LoGoSeg: Integrating Local and Global Features for Open-Vocabulary Semantic Segmentation
Junyang Chen, Xiangbo Lv, Zhiqiang Kou, Xingdong Sheng, Ning Xu, Yiguo Qiao
TL;DR
LoGoSeg tackles open-vocabulary semantic segmentation by addressing spatial-grounding gaps inherent in image-level supervision of vision-language models. It introduces three innovations—an adaptive object existence prior, region-aware region-text alignment, and a dual-stream fusion architecture—to unify local structural details with global semantic context in a single-stage framework. The method achieves strong performance and generalization across six benchmarks (A-847, PC-459, A-150, PC-59, PAS-20, PAS-20b) without external mask proposals or additional datasets, and exhibits near-linear gains when scaling backbone capacity.

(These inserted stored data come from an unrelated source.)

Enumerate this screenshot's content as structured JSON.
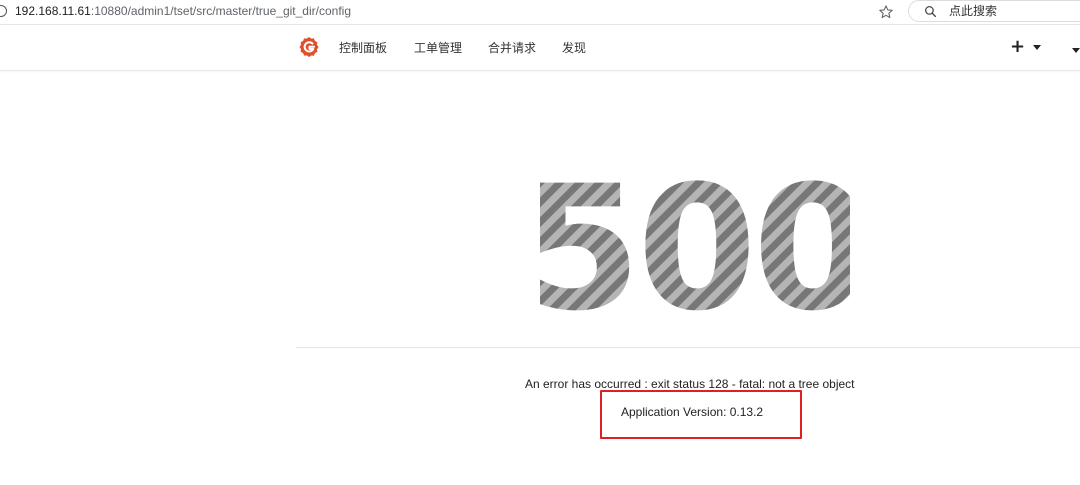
{
  "browser": {
    "url_host": "192.168.11.61",
    "url_path": ":10880/admin1/tset/src/master/true_git_dir/config",
    "search_placeholder": "点此搜索",
    "icons": [
      "page-info-icon",
      "star-icon",
      "search-icon"
    ]
  },
  "navbar": {
    "logo": "gitea-logo-icon",
    "items": [
      {
        "label": "控制面板"
      },
      {
        "label": "工单管理"
      },
      {
        "label": "合并请求"
      },
      {
        "label": "发现"
      }
    ],
    "create_label": "+",
    "icons": [
      "plus-icon",
      "caret-down-icon",
      "caret-down-icon"
    ]
  },
  "error": {
    "code": "500",
    "message": "An error has occurred : exit status 128 - fatal: not a tree object",
    "version": "Application Version: 0.13.2"
  },
  "colors": {
    "logo": "#e0502d",
    "code_stripe_dark": "#7a7a7a",
    "code_stripe_light": "#b0b0b0",
    "highlight_box": "#e02020"
  }
}
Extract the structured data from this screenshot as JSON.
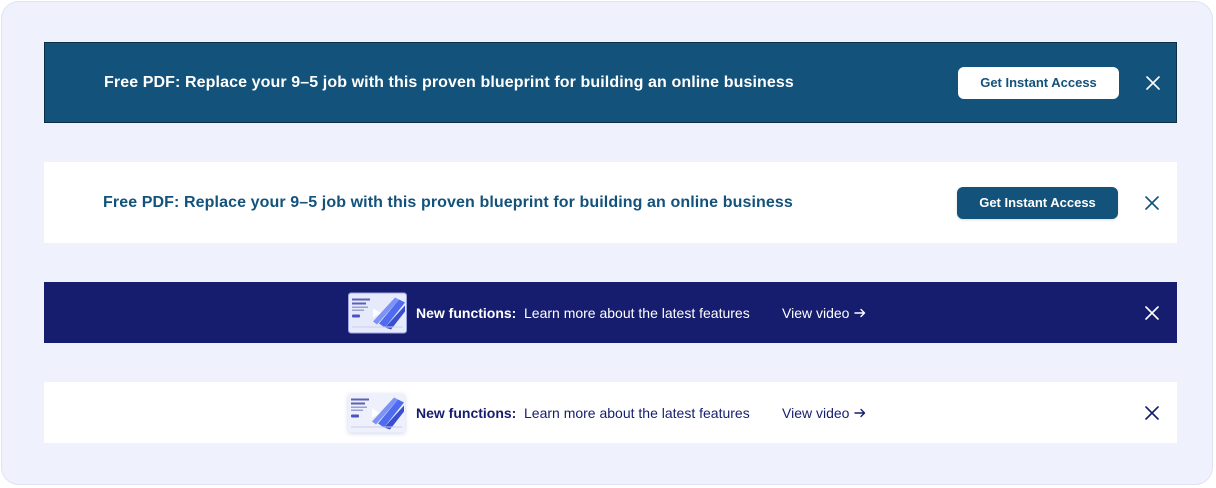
{
  "banners": [
    {
      "variant": "dark-teal",
      "message": "Free PDF: Replace your 9–5 job with this proven blueprint for building an online business",
      "cta_label": "Get Instant Access",
      "close_icon": "close-icon",
      "colors": {
        "background": "#13527a",
        "text": "#ffffff",
        "button_bg": "#ffffff",
        "button_text": "#13527a"
      }
    },
    {
      "variant": "light",
      "message": "Free PDF: Replace your 9–5 job with this proven blueprint for building an online business",
      "cta_label": "Get Instant Access",
      "close_icon": "close-icon",
      "colors": {
        "background": "#ffffff",
        "text": "#13527a",
        "button_bg": "#13527a",
        "button_text": "#ffffff"
      }
    },
    {
      "variant": "dark-navy",
      "thumbnail_icon": "video-thumbnail",
      "label_bold": "New functions:",
      "label_text": "Learn more about the latest features",
      "link_label": "View video",
      "link_icon": "arrow-right-icon",
      "close_icon": "close-icon",
      "colors": {
        "background": "#161d6e",
        "text": "#ffffff"
      }
    },
    {
      "variant": "light",
      "thumbnail_icon": "video-thumbnail",
      "label_bold": "New functions:",
      "label_text": "Learn more about the latest features",
      "link_label": "View video",
      "link_icon": "arrow-right-icon",
      "close_icon": "close-icon",
      "colors": {
        "background": "#ffffff",
        "text": "#161d6e"
      }
    }
  ],
  "colors": {
    "page_background": "#eff2fd"
  }
}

This work enhances cross-modal grounding efficiency and accuracy in cluttered or ambiguous scenes, enabling more reliable open-vocabulary segmentation in practical applications.
Abstract
Open-vocabulary semantic segmentation (OVSS) extends traditional closed-set segmentation by enabling pixel-wise annotation for both seen and unseen categories using arbitrary textual descriptions. While existing methods leverage vision-language models (VLMs) like CLIP, their reliance on image-level pretraining often results in imprecise spatial alignment, leading to mismatched segmentations in ambiguous or cluttered scenes. However, most existing approaches lack strong object priors and region-level constraints, which can lead to object hallucination or missed detections, further degrading performance. To address these challenges, we propose LoGoSeg, an efficient single-stage framework that integrates three key innovations: (i) an object existence prior that dynamically weights relevant categories through global image-text similarity, effectively reducing hallucinations; (ii) a region-aware alignment module that establishes precise region-level visual-textual correspondences; and (iii) a dual-stream fusion mechanism that optimally combines local structural information with global semantic context. Unlike prior works, LoGoSeg eliminates the need for external mask proposals, additional backbones, or extra datasets, ensuring efficiency. Extensive experiments on six benchmarks (A-847, PC-459, A-150, PC-59, PAS-20, and PAS-20b) demonstrate its competitive performance and strong generalization in open-vocabulary settings.